At first when I protested about his causing me a challenge, I got the most recent catch-all response: "Why?" But then, after a pause, when I said again, "Please. It's hard for me to write when you're so close to me," he replied, eyes peering into my soul, "No, it's not. C'mon, Mom."

Get a grip. You can't be serious. Oh, please. He's heard those implications in my husband's voice and in mine, and now he has made them his own, with our words and tone. "C'mon."

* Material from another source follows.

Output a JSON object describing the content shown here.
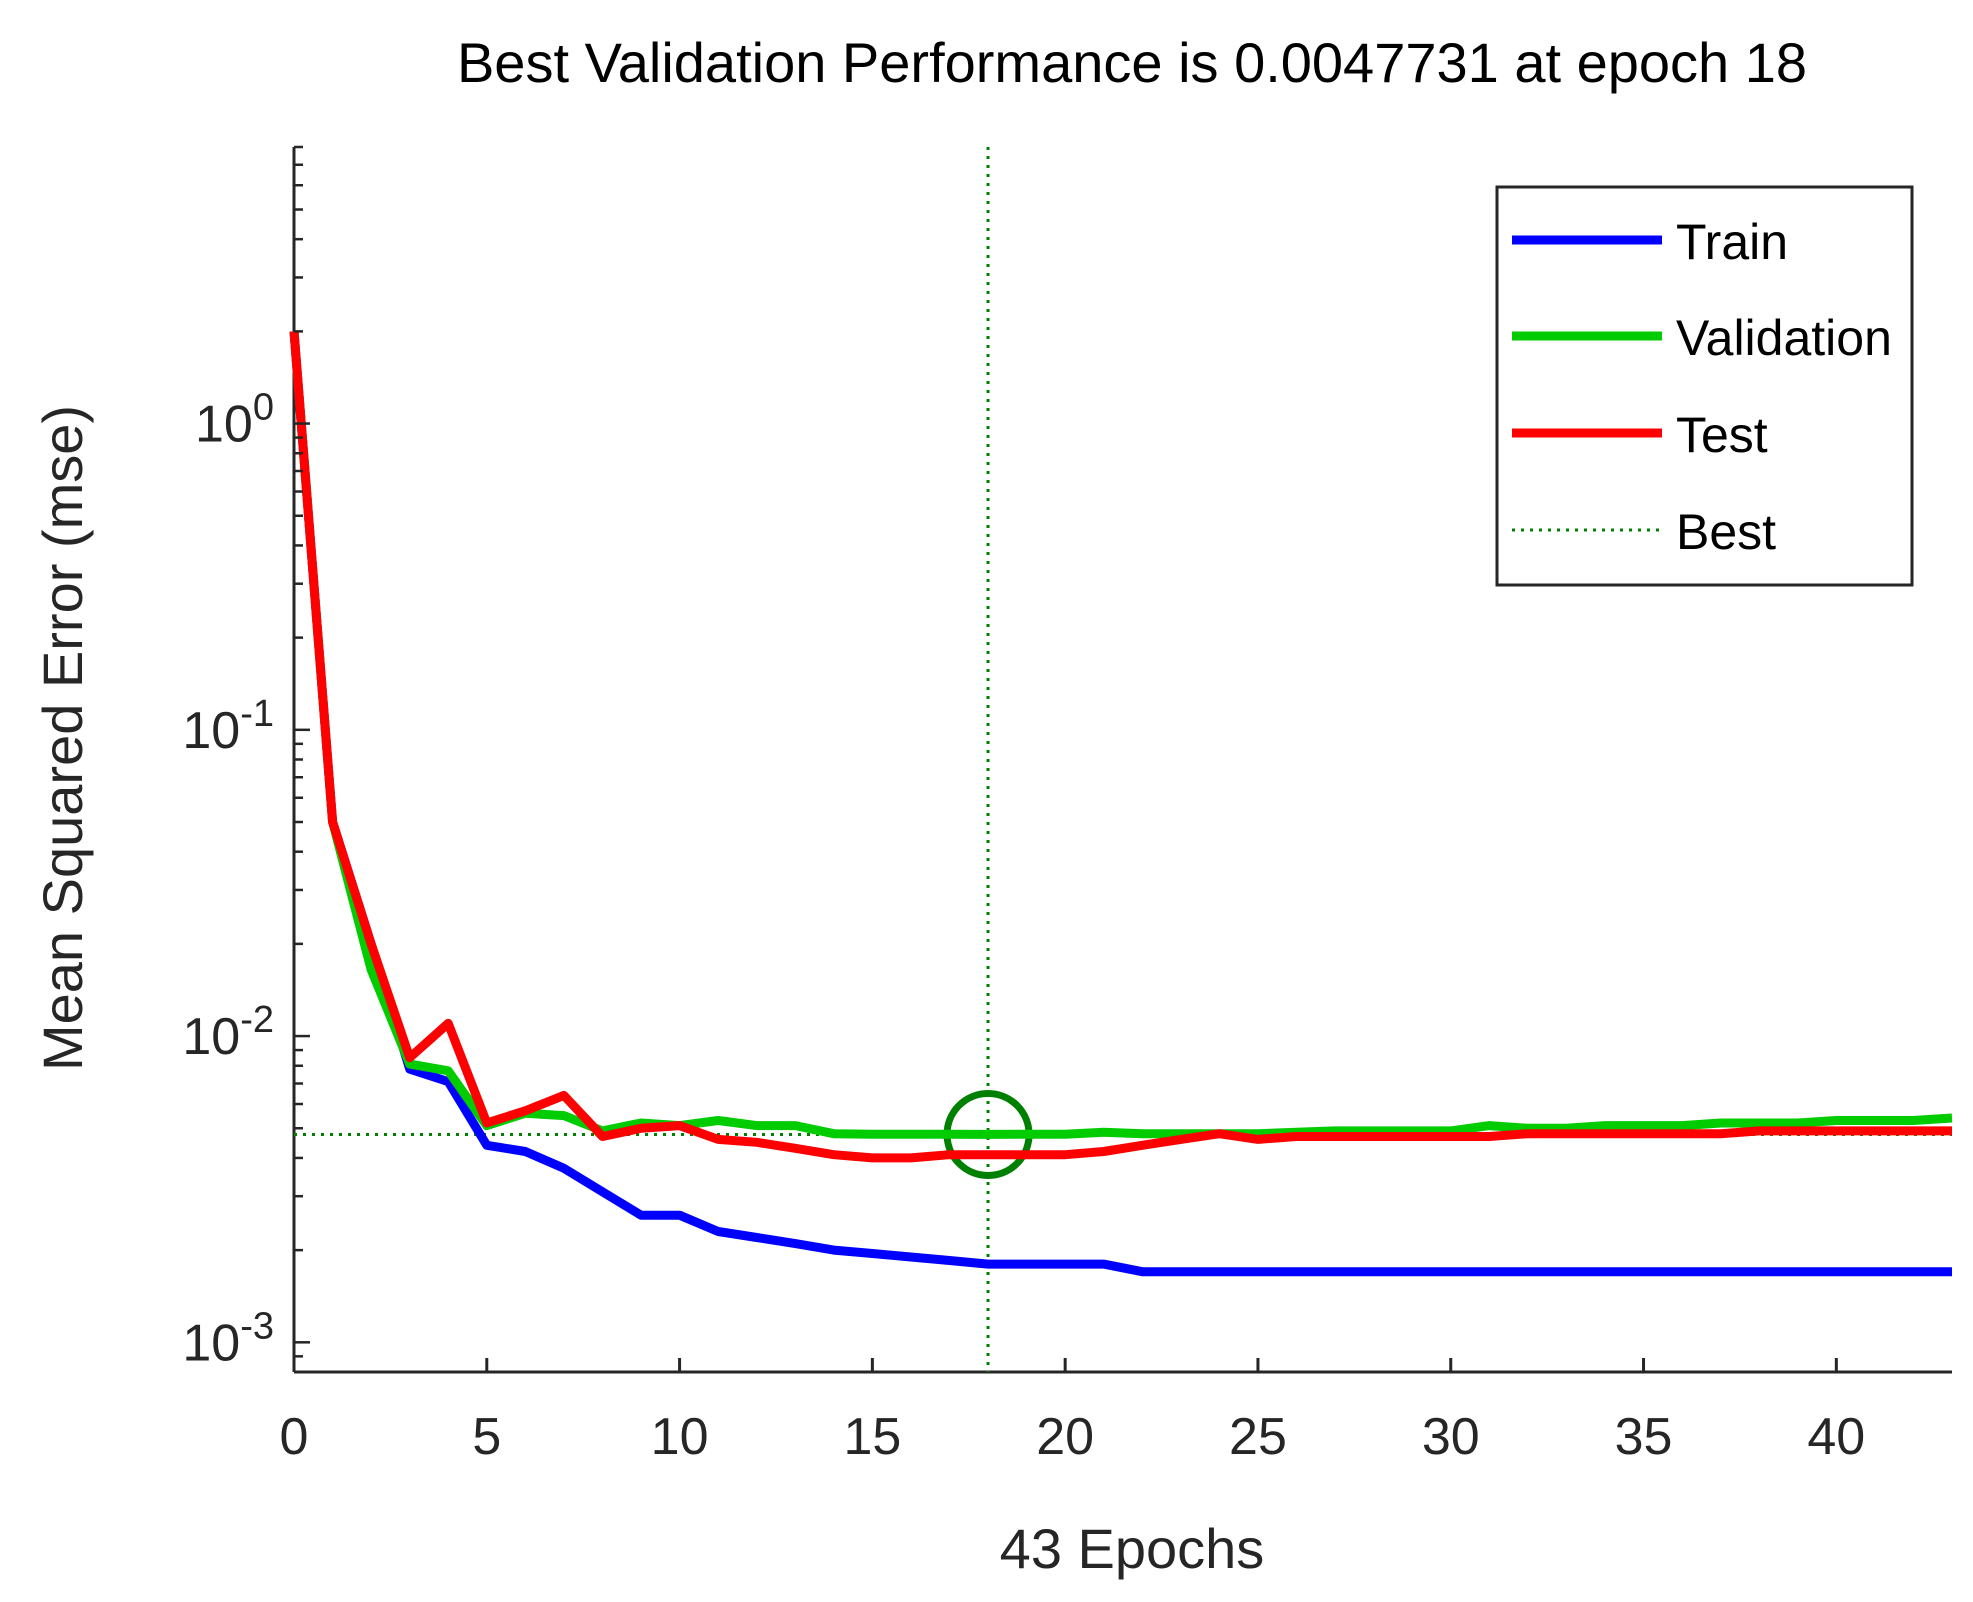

Though it was a annoying to have him hovering, he's right: it wasn't worth getting worked up over. I keep saying he's "almost three," but he's still technically a two-year-old. How much patience can I really expect out of someone so small? He'd already "helped" me close some envelopes, put paper in and out of the printer and was not wreaking any real havoc. He just wanted to be close to me. What could I really complain about? Come on, Mom.

Sunday, October 19, 2008

Finding My Tribe - Holistic Moms Conference



This weekend I attended the Holistic Moms Network national conference. Just like at the Green Festival, I had a hard time restraining myself against free stuff (some swag in a bag, some free magazines -- won't someone else just have to lug them back?) and against buying stuff (pictured in the second photo). Better to support WAHMs and independently-owned businesses than not, right? The irony of accummulating more and more is not lost on me, even as I hand over my credit card.
Some stuff I bought for friends, and other items and books I intend to review in coming weeks here or on my holistic health-minded blog, Inexact Science: Raising Healthy Families.
I hope to write more about what I learned at the conference in the future. The short version is that it was definitely nice to feel like I was at home in my style of mothering, though without my son there with me and without a plan for another baby in the near future (don't think my body or my mind is ready yet), some of it did feel a bit of another era, especially all the babywearing and birth stuff.
But then there were also moms who had young ones and were there with their own businesses, making me feel like a loser that I'm kind of just coming up for air and starting to enter the world of writing and working. And yet, a few folks did remark on the distance I came, so perhaps I should give myself credit for the fact that I drove five hours and left my son with my sister for the day to get to the conference. (He had a blast, by the way).
My arms are getting a little tired from the pull, on one hand, to work and, on the other to be a calm, intentionally-living SAHM.